Using LDAP Groups with Local System Users

Updated -

This article for the System Security Services Daemon (SSSD) describes how you can reference a local system user (from /etc/passwd) as a member of an LDAP group.

LDAP identity providers (LDAP or IPA) can use RFC 2307 or RFC2307bis schema. The Active Directory (AD) LDAP provider uses AD-specific schema, which is compatible with RFC 2307bis. By using these schema elements, SSSD can manage local users within LDAP groups.

When a new LDAP group is created, a local user can be added as a member, with the memberUID attribute value set to the local user ID.

On the local system, the local user is included in the group members when using getent group:

[root@server ~]# getent group example
example:x:3:jsmith,bjensen,landerson,mreynolds

This queries the LDAP directory for the group information. Once that membership is processed, the user is added to the system configuration in /etc/passwd.

All of that (querying the LDAP group, creating the local user) is done through NSS (nss_ldap), outside SSSD.
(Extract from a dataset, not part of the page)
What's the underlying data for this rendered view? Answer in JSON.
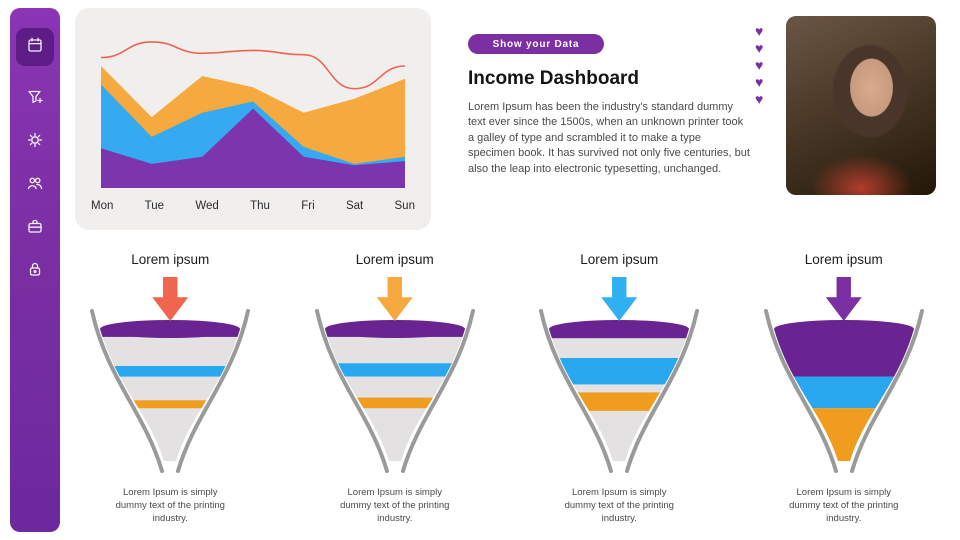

Authentication operations and identity tools like id, however, go through SSSD, and there is no record of the local user in the LDAP identity provider configured for SSSD. There are two ways that SSSD can handle local user:

  • It can delete the user from the local passwd file as if it were a remnant of a deleted local account.
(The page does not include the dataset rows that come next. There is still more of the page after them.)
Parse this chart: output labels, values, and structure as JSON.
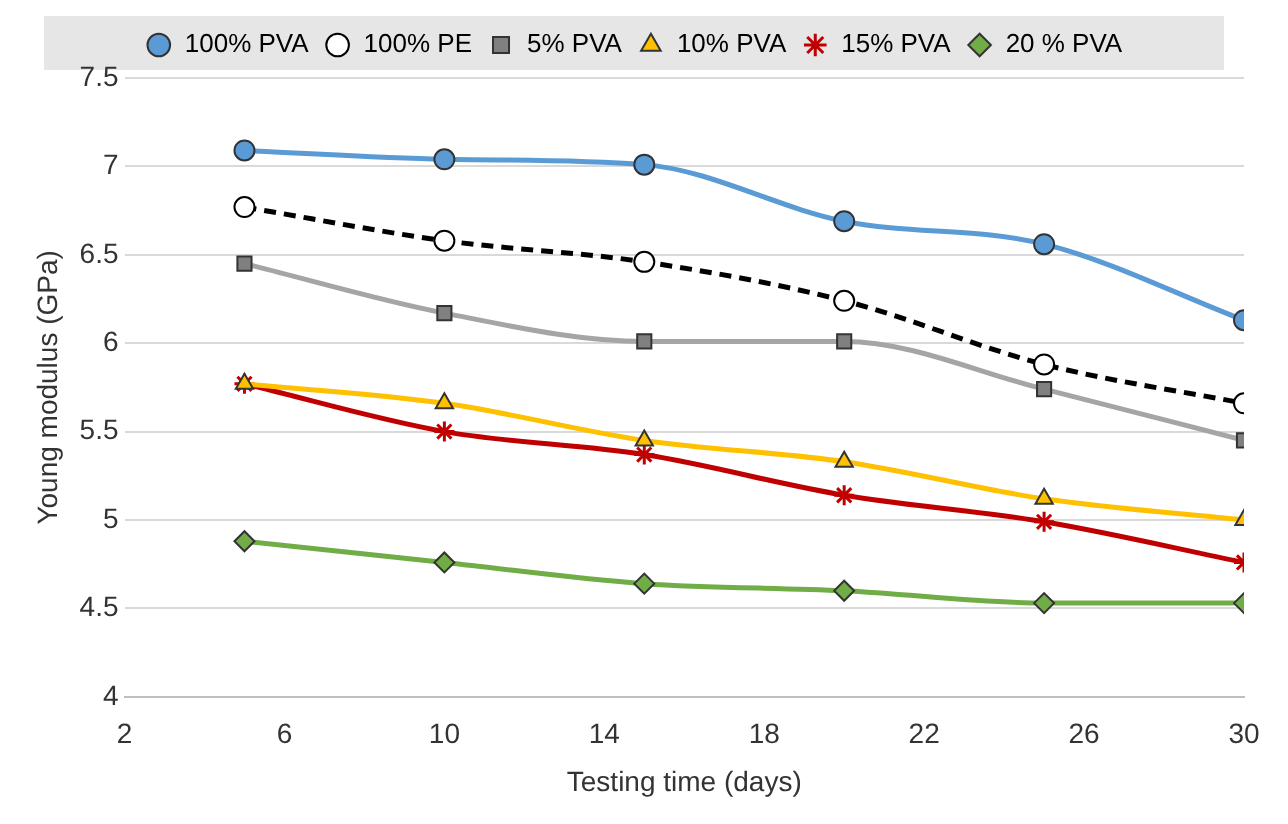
{
  "chart_data": {
    "type": "line",
    "xlabel": "Testing time (days)",
    "ylabel": "Young modulus (GPa)",
    "x": [
      5,
      10,
      15,
      20,
      25,
      30
    ],
    "xlim": [
      2,
      30
    ],
    "xticks": [
      2,
      6,
      10,
      14,
      18,
      22,
      26,
      30
    ],
    "ylim": [
      4,
      7.5
    ],
    "yticks": [
      4,
      4.5,
      5,
      5.5,
      6,
      6.5,
      7,
      7.5
    ],
    "grid": "y",
    "legend": "top",
    "series": [
      {
        "name": "100% PVA",
        "color": "#5b9bd5",
        "marker": "circle",
        "line_style": "solid",
        "values": [
          7.09,
          7.04,
          7.01,
          6.69,
          6.56,
          6.13
        ]
      },
      {
        "name": "100% PE",
        "color": "#000000",
        "marker": "circle",
        "line_style": "dashed",
        "values": [
          6.77,
          6.58,
          6.46,
          6.24,
          5.88,
          5.66
        ]
      },
      {
        "name": "5% PVA",
        "color": "#a5a5a5",
        "marker": "square",
        "line_style": "solid",
        "values": [
          6.45,
          6.17,
          6.01,
          6.01,
          5.74,
          5.45
        ]
      },
      {
        "name": "10% PVA",
        "color": "#ffc000",
        "marker": "triangle",
        "line_style": "solid",
        "values": [
          5.77,
          5.66,
          5.45,
          5.33,
          5.12,
          5.0
        ]
      },
      {
        "name": "15% PVA",
        "color": "#c00000",
        "marker": "cross",
        "line_style": "solid",
        "values": [
          5.77,
          5.5,
          5.37,
          5.14,
          4.99,
          4.76
        ]
      },
      {
        "name": "20 % PVA",
        "color": "#70ad47",
        "marker": "diamond",
        "line_style": "solid",
        "values": [
          4.88,
          4.76,
          4.64,
          4.6,
          4.53,
          4.53
        ]
      }
    ]
  }
}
  • It can query the local user list (passwd) as a fallback if a user in a group is not found in LDAP, and then add that user to its cache as if it were an LDAP user.
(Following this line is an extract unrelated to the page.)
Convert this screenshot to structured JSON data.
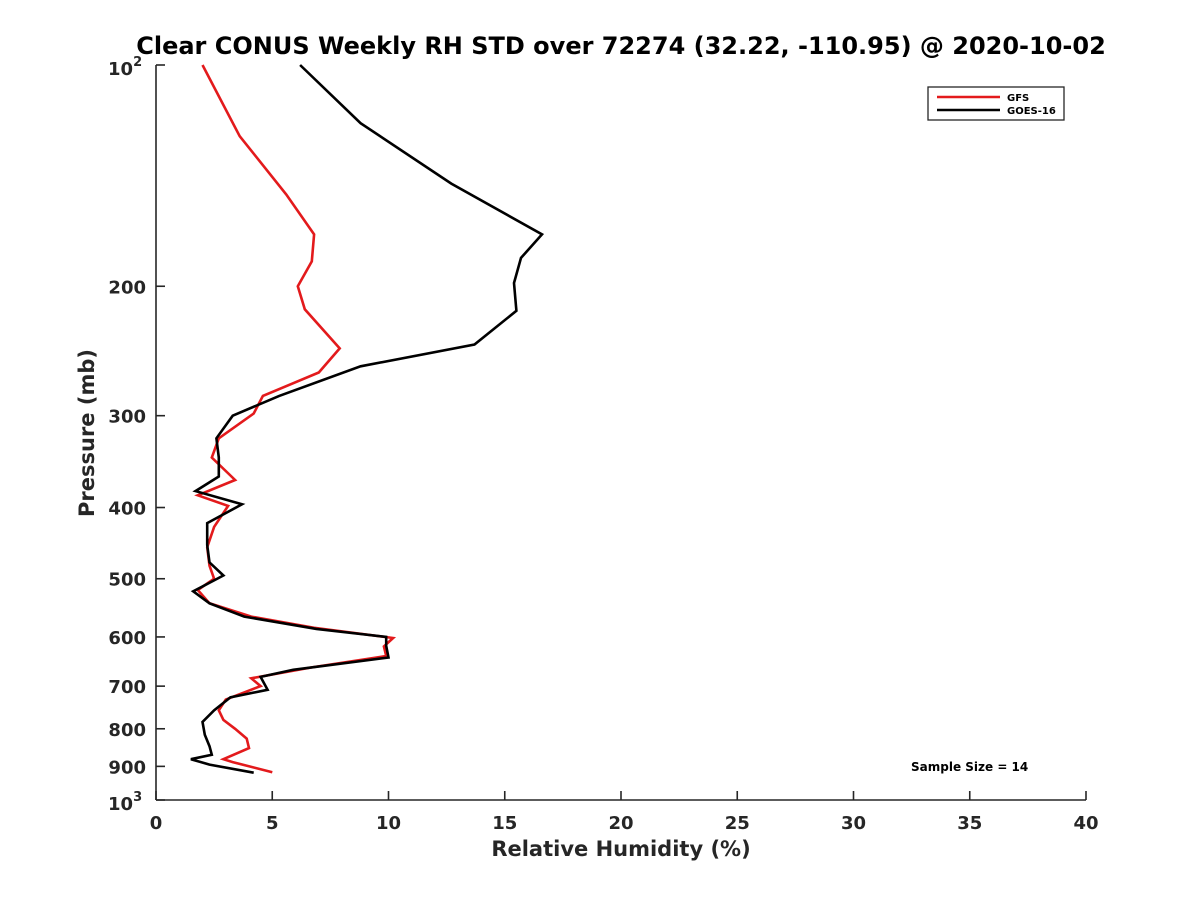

This behavior is configured in the ldap_rfc2307_fallback_to_local_users parameter for the identity provider domain. By default, this is false, meaning that only users which exist in the LDAP provider are recognized, and a local user is deleted if it is added to an LDAP group. This can be set to true, which queries the local system users as a fallback if an LDAP group member is not found in the LDAP directory.